Warwick Middleton MB BS, FRANZCP, MD
Warwick Middleton MB BS, FRANZCP, MD., holds appointments as Adjunct Professor, School of Public Health, La Trobe University, School of Behavioral, Cognitive & Social Sciences, University of New England, Department of Psychology, University of Canterbury and, Associate Professor in Psychiatry, University of Queensland. He has made substantial and ongoing contributions to the bereavement and trauma literatures, and was with Dr Jeremy Butler author of the first published series in the Australian scientific literature detailing the abuse histories and clinical phenomenology of patients fulfilling diagnostic criteria for Dissociative Identity Disorder. He chairs The Cannan Institute as well as its research and conference organizing committees. In 1996 he was the principal architect in establishing Australia’s first dedicated unit treating dissociative disorders (the Trauma and Dissociation Unit, Belmont Hospital – Healthe Care) and he continues as its Director. He is the first researcher to ever do systematic research into ongoing incestuous abuse during adulthood. Dr Middleton has been in full time private practice since 1995.

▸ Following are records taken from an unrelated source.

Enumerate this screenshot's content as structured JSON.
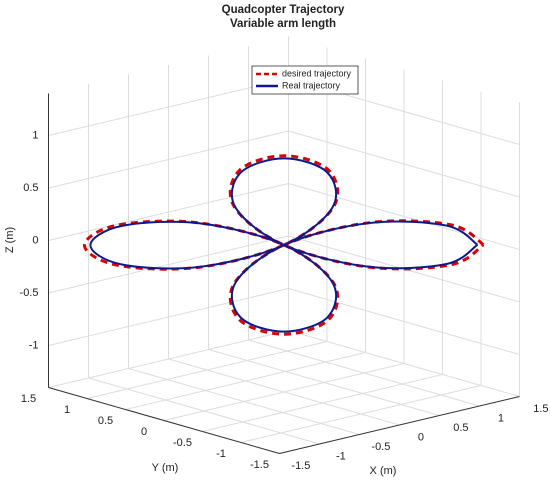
{
  "chart_data": {
    "type": "line3d",
    "title": "Quadcopter Trajectory",
    "subtitle": "Variable arm length",
    "xlabel": "X (m)",
    "ylabel": "Y (m)",
    "zlabel": "Z (m)",
    "xlim": [
      -1.5,
      1.5
    ],
    "ylim": [
      -1.5,
      1.5
    ],
    "zlim": [
      -1.4,
      1.4
    ],
    "xticks": [
      -1.5,
      -1,
      -0.5,
      0,
      0.5,
      1,
      1.5
    ],
    "yticks": [
      -1.5,
      -1,
      -0.5,
      0,
      0.5,
      1,
      1.5
    ],
    "zticks": [
      -1,
      -0.5,
      0,
      0.5,
      1
    ],
    "grid": true,
    "legend": "top",
    "series": [
      {
        "name": "desired trajectory",
        "color": "#dd0000",
        "style": "dashed",
        "x": [
          1.368,
          1.145,
          0.592,
          0,
          -0.342,
          -0.306,
          0,
          0.306,
          0.342,
          0,
          -0.592,
          -1.145,
          -1.368,
          -1.145,
          -0.592,
          0,
          0.342,
          0.306,
          0,
          -0.306,
          -0.342,
          0,
          0.592,
          1.145,
          1.368
        ],
        "y": [
          -1.17,
          -0.979,
          -0.507,
          0,
          0.293,
          0.262,
          0,
          -0.262,
          -0.293,
          0,
          0.507,
          0.979,
          1.17,
          0.979,
          0.507,
          0,
          -0.293,
          -0.262,
          0,
          0.262,
          0.293,
          0,
          -0.507,
          -0.979,
          -1.17
        ],
        "z": [
          0,
          0.19,
          0.213,
          0,
          -0.368,
          -0.711,
          -0.85,
          -0.711,
          -0.368,
          0,
          0.213,
          0.19,
          0,
          -0.19,
          -0.213,
          0,
          0.368,
          0.711,
          0.85,
          0.711,
          0.368,
          0,
          -0.213,
          -0.19,
          0
        ]
      },
      {
        "name": "Real trajectory",
        "color": "#0c1a8c",
        "style": "solid",
        "x": [
          1.327,
          1.111,
          0.574,
          0,
          -0.332,
          -0.297,
          0,
          0.297,
          0.332,
          0,
          -0.574,
          -1.111,
          -1.327,
          -1.111,
          -0.574,
          0,
          0.332,
          0.297,
          0,
          -0.297,
          -0.332,
          0,
          0.574,
          1.111,
          1.327
        ],
        "y": [
          -1.135,
          -0.95,
          -0.492,
          0,
          0.284,
          0.254,
          0,
          -0.254,
          -0.284,
          0,
          0.492,
          0.95,
          1.135,
          0.95,
          0.492,
          0,
          -0.284,
          -0.254,
          0,
          0.254,
          0.284,
          0,
          -0.492,
          -0.95,
          -1.135
        ],
        "z": [
          0,
          0.184,
          0.207,
          0,
          -0.357,
          -0.69,
          -0.825,
          -0.69,
          -0.357,
          0,
          0.207,
          0.184,
          0,
          -0.184,
          -0.207,
          0,
          0.357,
          0.69,
          0.825,
          0.69,
          0.357,
          0,
          -0.207,
          -0.184,
          0
        ]
      }
    ]
  }
}
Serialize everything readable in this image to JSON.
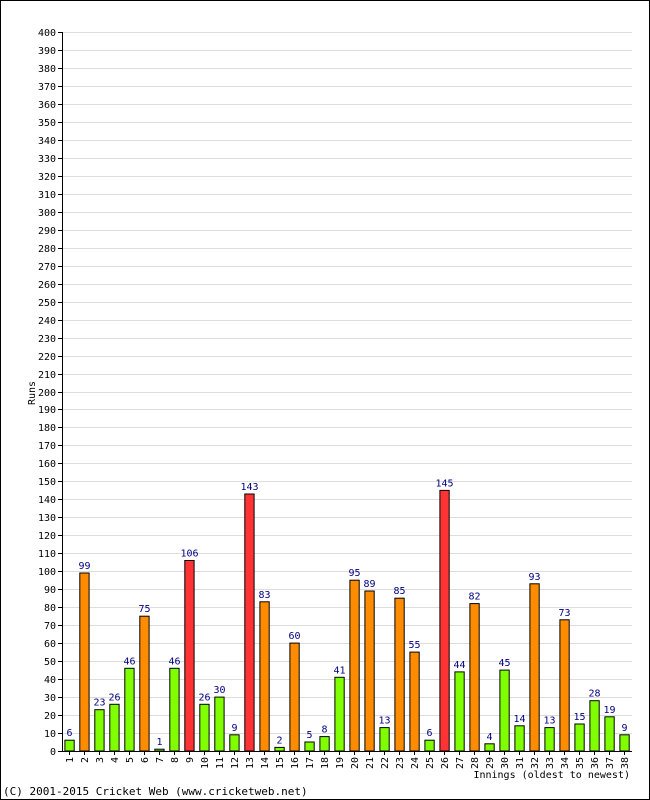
{
  "chart_data": {
    "type": "bar",
    "xlabel": "Innings (oldest to newest)",
    "ylabel": "Runs",
    "ylim": [
      0,
      400
    ],
    "ytick_step": 10,
    "grid": true,
    "categories": [
      "1",
      "2",
      "3",
      "4",
      "5",
      "6",
      "7",
      "8",
      "9",
      "10",
      "11",
      "12",
      "13",
      "14",
      "15",
      "16",
      "17",
      "18",
      "19",
      "20",
      "21",
      "22",
      "23",
      "24",
      "25",
      "26",
      "27",
      "28",
      "29",
      "30",
      "31",
      "32",
      "33",
      "34",
      "35",
      "36",
      "37",
      "38"
    ],
    "values": [
      6,
      99,
      23,
      26,
      46,
      75,
      1,
      46,
      106,
      26,
      30,
      9,
      143,
      83,
      2,
      60,
      5,
      8,
      41,
      95,
      89,
      13,
      85,
      55,
      6,
      145,
      44,
      82,
      4,
      45,
      14,
      93,
      13,
      73,
      15,
      28,
      19,
      9
    ],
    "bar_colors": {
      "under_50": "#80ff00",
      "fifty": "#ff8c00",
      "hundred": "#ff3333"
    }
  },
  "footer": {
    "copyright": "(C) 2001-2015 Cricket Web (www.cricketweb.net)"
  }
}
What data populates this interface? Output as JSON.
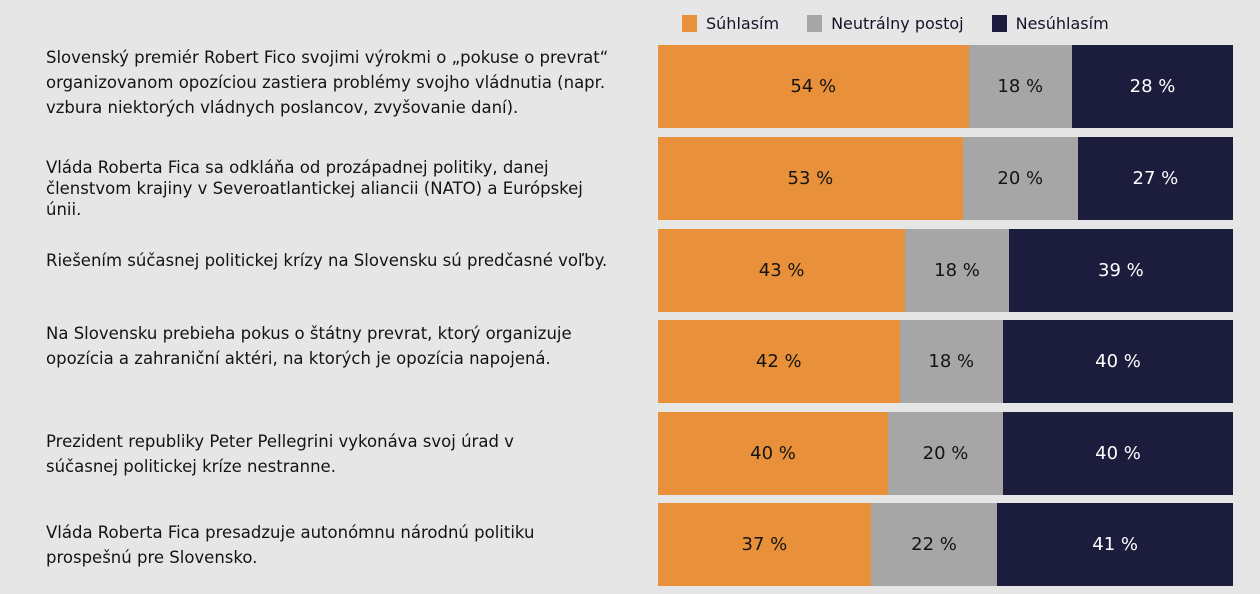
{
  "chart_data": {
    "type": "bar",
    "orientation": "horizontal",
    "stacked": true,
    "unit": "%",
    "legend_position": "top",
    "series": [
      {
        "name": "Súhlasím",
        "color": "#e8913a",
        "text_color": "#141414",
        "values": [
          54,
          53,
          43,
          42,
          40,
          37
        ]
      },
      {
        "name": "Neutrálny postoj",
        "color": "#a6a6a6",
        "text_color": "#141414",
        "values": [
          18,
          20,
          18,
          18,
          20,
          22
        ]
      },
      {
        "name": "Nesúhlasím",
        "color": "#1c1c3c",
        "text_color": "#ffffff",
        "values": [
          28,
          27,
          39,
          40,
          40,
          41
        ]
      }
    ],
    "categories": [
      "Slovenský premiér Robert Fico svojimi výrokmi o „pokuse o prevrat“ organizovanom opozíciou zastiera problémy svojho vládnutia (napr. vzbura niektorých vládnych poslancov, zvyšovanie daní).",
      "Vláda Roberta Fica sa odkláňa od prozápadnej politiky, danej členstvom krajiny v Severoatlantickej aliancii (NATO) a Európskej únii.",
      "Riešením súčasnej politickej krízy na Slovensku sú predčasné voľby.",
      "Na Slovensku prebieha pokus o štátny prevrat, ktorý organizuje opozícia a zahraniční aktéri, na ktorých je opozícia napojená.",
      "Prezident republiky Peter Pellegrini vykonáva svoj úrad v súčasnej politickej kríze nestranne.",
      "Vláda Roberta Fica presadzuje autonómnu národnú politiku prospešnú pre Slovensko."
    ],
    "xlim": [
      0,
      100
    ]
  }
}
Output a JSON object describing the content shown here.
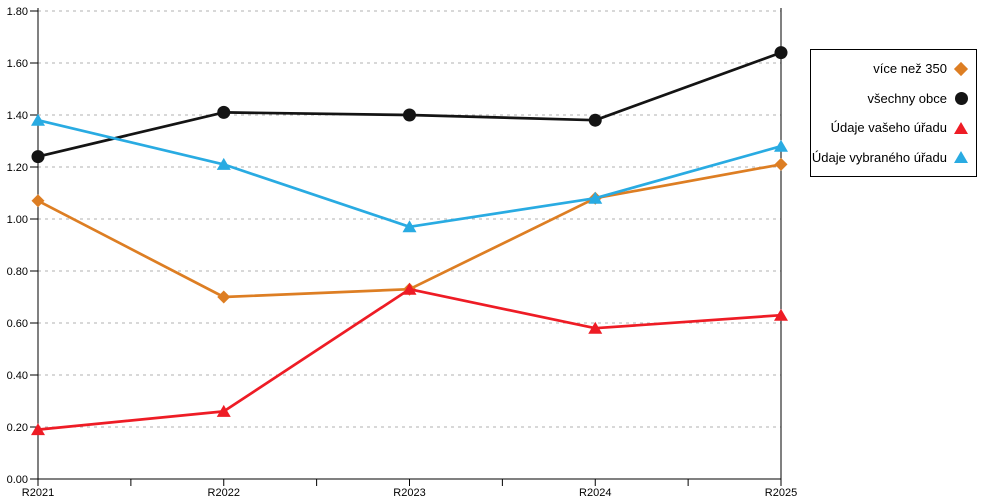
{
  "chart_data": {
    "type": "line",
    "title": "",
    "categories": [
      "R2021",
      "R2022",
      "R2023",
      "R2024",
      "R2025"
    ],
    "yticks": [
      "0.00",
      "0.20",
      "0.40",
      "0.60",
      "0.80",
      "1.00",
      "1.20",
      "1.40",
      "1.60",
      "1.80"
    ],
    "ylim": [
      0.0,
      1.8
    ],
    "grid": "horizontal-dashed",
    "legend_position": "right-box",
    "series": [
      {
        "name": "více než 350",
        "marker": "diamond",
        "color": "#dd7e23",
        "values": [
          1.07,
          0.7,
          0.73,
          1.08,
          1.21
        ]
      },
      {
        "name": "všechny obce",
        "marker": "circle",
        "color": "#141414",
        "values": [
          1.24,
          1.41,
          1.4,
          1.38,
          1.64
        ]
      },
      {
        "name": "Údaje vašeho úřadu",
        "marker": "triangle",
        "color": "#ee1c25",
        "values": [
          0.19,
          0.26,
          0.73,
          0.58,
          0.63
        ]
      },
      {
        "name": "Údaje vybraného úřadu",
        "marker": "triangle",
        "color": "#29abe2",
        "values": [
          1.38,
          1.21,
          0.97,
          1.08,
          1.28
        ]
      }
    ]
  },
  "colors": {
    "axis": "#000000",
    "grid": "#b0b0b0",
    "background": "#ffffff"
  }
}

Heis a Fellow (2008) and Past President (2016) of the International Society for the Study of Trauma and Dissociation (ISSTD) and was in 2018, a recipient of that Society’s Lifetime Achievement Award. Other ISSTD awards include the Morton Prince Award for Scientific Achievement (2013), the Pierre Janet Award for Writing (2014), the President’s Award (2015), and the Distinguished Achievement Award (2017). In 2015 Dr Middleton was awarded the Royal Australian and New Zealand College of Psychiatrists (RANZCP) Joan Lawrence Queensland Meritorious Service Award.
Dr Middleton was part of an editorial grouping, along with Vedat Sar and Martin Dorahy, that put together a Special issue of Journal of Trauma and Dissociation, “Individual and Societal Oppression: Global Perspectives on Dissociative Disorders”, that was published in 2013.An expanded and updated version of this Special Issue was published in 2014 in book-form as “Global Perspectives on Dissociative Disorders: Individual and Societal Oppression”, by Routledge.
Dr Middletonchaired an editorial grouping that put together a Special (double) Issue of the Journal of Trauma and Dissociation (“The Abused and the Abuser: Victim – Perpetrator Dynamics”), published in 2017 and published also in expanded and updated book-form in 2018 (Routledge).
Since 1986 Dr Middleton, via a range of organizations, has very regularly been involved in the organization of, or support for, training/educational events for health professionals. There have been many conferences, seminars, workshops and dinner-meetings, and these have involved a substantial number of collaborations.